【二分匹配】 hdu2458 Kindergarten

Kindergarten

http://acm.hdu.edu.cn/showproblem.php?pid=2458

Problem Description

In a kindergarten, there are a lot of kids. All girls of the kids know each other and all boys also know each other. In addition to that, some girls and boys know each other. Now the teachers want to pick some kids to play a game, which need that all players know each other. You are to help to find maximum number of kids the teacher can pick.

 

Input

The input consists of multiple test cases. Each test case starts with a line containing three integers
G, B (1 ≤ G, B ≤ 200) and M (0 ≤ M ≤ G × B), which is the number of girls, the number of boys and
the number of pairs of girl and boy who know each other, respectively.
Each of the following M lines contains two integers X and Y (1 ≤ X≤ G,1 ≤ Y ≤ B), which indicates that girl X and boy Y know each other.
The girls are numbered from 1 to G and the boys are numbered from 1 to B.

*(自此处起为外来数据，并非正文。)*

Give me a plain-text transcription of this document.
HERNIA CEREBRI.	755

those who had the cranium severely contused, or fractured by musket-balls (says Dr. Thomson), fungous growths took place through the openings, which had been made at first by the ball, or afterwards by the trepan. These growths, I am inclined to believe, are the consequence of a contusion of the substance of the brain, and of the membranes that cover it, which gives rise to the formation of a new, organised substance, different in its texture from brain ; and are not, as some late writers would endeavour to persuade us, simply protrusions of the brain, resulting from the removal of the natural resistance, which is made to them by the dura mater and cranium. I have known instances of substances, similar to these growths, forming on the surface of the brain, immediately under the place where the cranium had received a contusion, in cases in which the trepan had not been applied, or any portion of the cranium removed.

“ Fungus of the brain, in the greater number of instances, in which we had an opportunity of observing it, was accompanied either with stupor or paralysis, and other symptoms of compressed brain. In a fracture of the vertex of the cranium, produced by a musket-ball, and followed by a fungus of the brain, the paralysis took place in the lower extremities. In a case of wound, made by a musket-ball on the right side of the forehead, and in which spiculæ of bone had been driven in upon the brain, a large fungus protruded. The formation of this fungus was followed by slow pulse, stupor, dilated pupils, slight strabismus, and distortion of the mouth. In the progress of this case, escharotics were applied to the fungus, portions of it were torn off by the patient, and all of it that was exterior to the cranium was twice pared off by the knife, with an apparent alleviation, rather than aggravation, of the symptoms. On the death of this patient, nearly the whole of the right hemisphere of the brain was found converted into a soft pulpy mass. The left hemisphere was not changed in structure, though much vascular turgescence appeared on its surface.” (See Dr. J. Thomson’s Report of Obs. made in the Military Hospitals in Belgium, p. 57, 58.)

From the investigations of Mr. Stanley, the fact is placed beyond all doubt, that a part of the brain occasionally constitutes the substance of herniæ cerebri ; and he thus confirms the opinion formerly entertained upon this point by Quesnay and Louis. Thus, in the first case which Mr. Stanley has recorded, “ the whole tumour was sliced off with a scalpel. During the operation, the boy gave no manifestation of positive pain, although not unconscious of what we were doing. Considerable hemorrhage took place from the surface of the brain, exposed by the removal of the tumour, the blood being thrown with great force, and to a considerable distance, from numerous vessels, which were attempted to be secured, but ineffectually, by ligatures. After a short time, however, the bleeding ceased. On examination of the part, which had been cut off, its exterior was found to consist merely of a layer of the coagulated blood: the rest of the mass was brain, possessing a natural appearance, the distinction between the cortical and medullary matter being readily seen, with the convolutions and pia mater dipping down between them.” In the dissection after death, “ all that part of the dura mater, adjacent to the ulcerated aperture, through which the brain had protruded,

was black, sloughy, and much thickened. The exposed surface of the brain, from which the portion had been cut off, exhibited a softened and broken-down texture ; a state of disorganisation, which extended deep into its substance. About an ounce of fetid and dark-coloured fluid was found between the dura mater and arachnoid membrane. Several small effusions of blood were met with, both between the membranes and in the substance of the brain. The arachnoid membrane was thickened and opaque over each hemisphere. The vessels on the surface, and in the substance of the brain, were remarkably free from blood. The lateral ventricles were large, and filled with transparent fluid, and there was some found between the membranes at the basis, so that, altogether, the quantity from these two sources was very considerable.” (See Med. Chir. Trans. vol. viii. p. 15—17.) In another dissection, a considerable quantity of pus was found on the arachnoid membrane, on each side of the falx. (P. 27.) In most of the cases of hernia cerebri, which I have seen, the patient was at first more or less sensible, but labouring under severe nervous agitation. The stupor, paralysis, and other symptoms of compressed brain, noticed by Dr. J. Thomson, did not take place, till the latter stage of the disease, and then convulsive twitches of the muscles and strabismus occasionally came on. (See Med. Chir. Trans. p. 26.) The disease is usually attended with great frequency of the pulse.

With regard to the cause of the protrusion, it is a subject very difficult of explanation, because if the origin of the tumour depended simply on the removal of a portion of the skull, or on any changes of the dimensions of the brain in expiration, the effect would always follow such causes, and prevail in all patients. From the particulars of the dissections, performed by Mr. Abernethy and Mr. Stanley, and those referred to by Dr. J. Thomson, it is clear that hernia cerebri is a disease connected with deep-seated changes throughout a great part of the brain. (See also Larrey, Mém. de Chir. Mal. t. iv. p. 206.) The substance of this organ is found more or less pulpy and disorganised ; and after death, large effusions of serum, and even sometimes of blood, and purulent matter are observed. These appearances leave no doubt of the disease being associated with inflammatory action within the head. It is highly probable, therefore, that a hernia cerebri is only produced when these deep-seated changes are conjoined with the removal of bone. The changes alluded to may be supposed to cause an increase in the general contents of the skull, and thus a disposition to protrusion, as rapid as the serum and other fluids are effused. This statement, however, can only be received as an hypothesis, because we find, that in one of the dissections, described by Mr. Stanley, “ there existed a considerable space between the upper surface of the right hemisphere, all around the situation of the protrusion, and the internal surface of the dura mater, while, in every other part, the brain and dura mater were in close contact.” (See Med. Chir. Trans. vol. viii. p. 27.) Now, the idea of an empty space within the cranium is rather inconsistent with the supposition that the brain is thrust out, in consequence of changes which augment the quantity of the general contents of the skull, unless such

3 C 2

The last test case is followed by a line containing three zeros.

 

Output

For each test case, print a line containing the test case number( beginning with 1) followed by a integer which is the maximum number of kids the teacher can pick.

 

Sample Input

  

   2 3 3
1 1
1 2
2 3
2 3 5
1 1
1 2
2 1
2 2
2 3
0 0 0
  

 

Sample Output

  

   Case 1: 3
Case 2: 4
  

题意：有一堆男孩和女孩，男孩和男孩之间，女孩和女孩之间互相认识，给出一堆男孩女孩之间认识的关系，问最多能邀请几个人去party，（邀请人之间互相直接认识）。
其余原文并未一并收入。